= Dryhead Country =

Region in Montana, US

Dryhead Country is a region in Carbon County and Big Horn County in southern Montana between Bighorn Canyon and the Pryor Mountains. The locale was named after the piles of dry bison skulls that accumulated at the base of a local buffalo jump. The Dryhead region starts near the Wyoming border in Bighorn Canyon National Recreation Area and extends northward into the Crow Indian Reservation. Dryhead Creek drains a portion of the area, falling eastwards into Bighorn Canyon. The semi-arid basin is one of the most remote areas in Montana. The area is sparsely populated with isolated ranches.

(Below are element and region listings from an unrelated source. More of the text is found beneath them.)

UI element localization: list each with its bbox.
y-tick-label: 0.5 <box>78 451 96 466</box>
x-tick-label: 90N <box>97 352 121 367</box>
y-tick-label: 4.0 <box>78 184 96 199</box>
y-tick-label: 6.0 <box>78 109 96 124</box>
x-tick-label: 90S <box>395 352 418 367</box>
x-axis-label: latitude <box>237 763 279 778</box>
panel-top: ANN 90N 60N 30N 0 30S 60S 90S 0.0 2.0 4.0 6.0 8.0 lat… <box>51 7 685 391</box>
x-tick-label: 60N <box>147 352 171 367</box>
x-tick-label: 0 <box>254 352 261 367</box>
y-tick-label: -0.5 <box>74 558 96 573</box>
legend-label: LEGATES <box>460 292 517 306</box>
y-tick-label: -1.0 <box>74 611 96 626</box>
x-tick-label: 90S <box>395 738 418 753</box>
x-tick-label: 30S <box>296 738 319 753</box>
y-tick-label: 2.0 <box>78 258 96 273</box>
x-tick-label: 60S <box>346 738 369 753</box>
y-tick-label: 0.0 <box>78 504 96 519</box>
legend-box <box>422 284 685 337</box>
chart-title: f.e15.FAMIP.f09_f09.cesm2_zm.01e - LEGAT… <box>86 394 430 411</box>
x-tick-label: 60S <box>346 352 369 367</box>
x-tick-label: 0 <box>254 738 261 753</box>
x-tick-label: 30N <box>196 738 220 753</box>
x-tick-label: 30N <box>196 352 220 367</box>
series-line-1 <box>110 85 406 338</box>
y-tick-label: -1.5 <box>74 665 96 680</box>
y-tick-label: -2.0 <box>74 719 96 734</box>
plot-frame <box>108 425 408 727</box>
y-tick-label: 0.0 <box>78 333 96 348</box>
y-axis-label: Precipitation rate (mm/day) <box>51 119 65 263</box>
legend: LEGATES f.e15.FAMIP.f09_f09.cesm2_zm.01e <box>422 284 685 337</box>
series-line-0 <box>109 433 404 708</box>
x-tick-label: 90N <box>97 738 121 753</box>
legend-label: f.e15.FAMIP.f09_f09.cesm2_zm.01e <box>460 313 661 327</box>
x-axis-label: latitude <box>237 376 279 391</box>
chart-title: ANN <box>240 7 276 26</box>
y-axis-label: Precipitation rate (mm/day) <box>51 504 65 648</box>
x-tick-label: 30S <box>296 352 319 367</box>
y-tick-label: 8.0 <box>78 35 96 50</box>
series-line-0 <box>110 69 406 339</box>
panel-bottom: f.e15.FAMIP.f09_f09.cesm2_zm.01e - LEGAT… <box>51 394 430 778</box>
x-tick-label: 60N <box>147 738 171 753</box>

Limited settlement took place in the late 19th century in the form of small homesteads that took advantage of the open range to become ranching operations. Several of these ranches have been preserved within Bighorn Canyon National Recreation Area. The Ewing-Snell Ranch was established in 1898, and acquired a post office until 1906, known as Ewing, Montana. From 1915 the Cedarvale Dude Ranch received mail as "Hillsboro, Montana," operating until 1945. Another post office operated on Dryhead Creek as "Dryhead, Montana" from 1919 to 1924, before moving to the Kearns ranch, then to the Smith ranch. It was closed in 1946.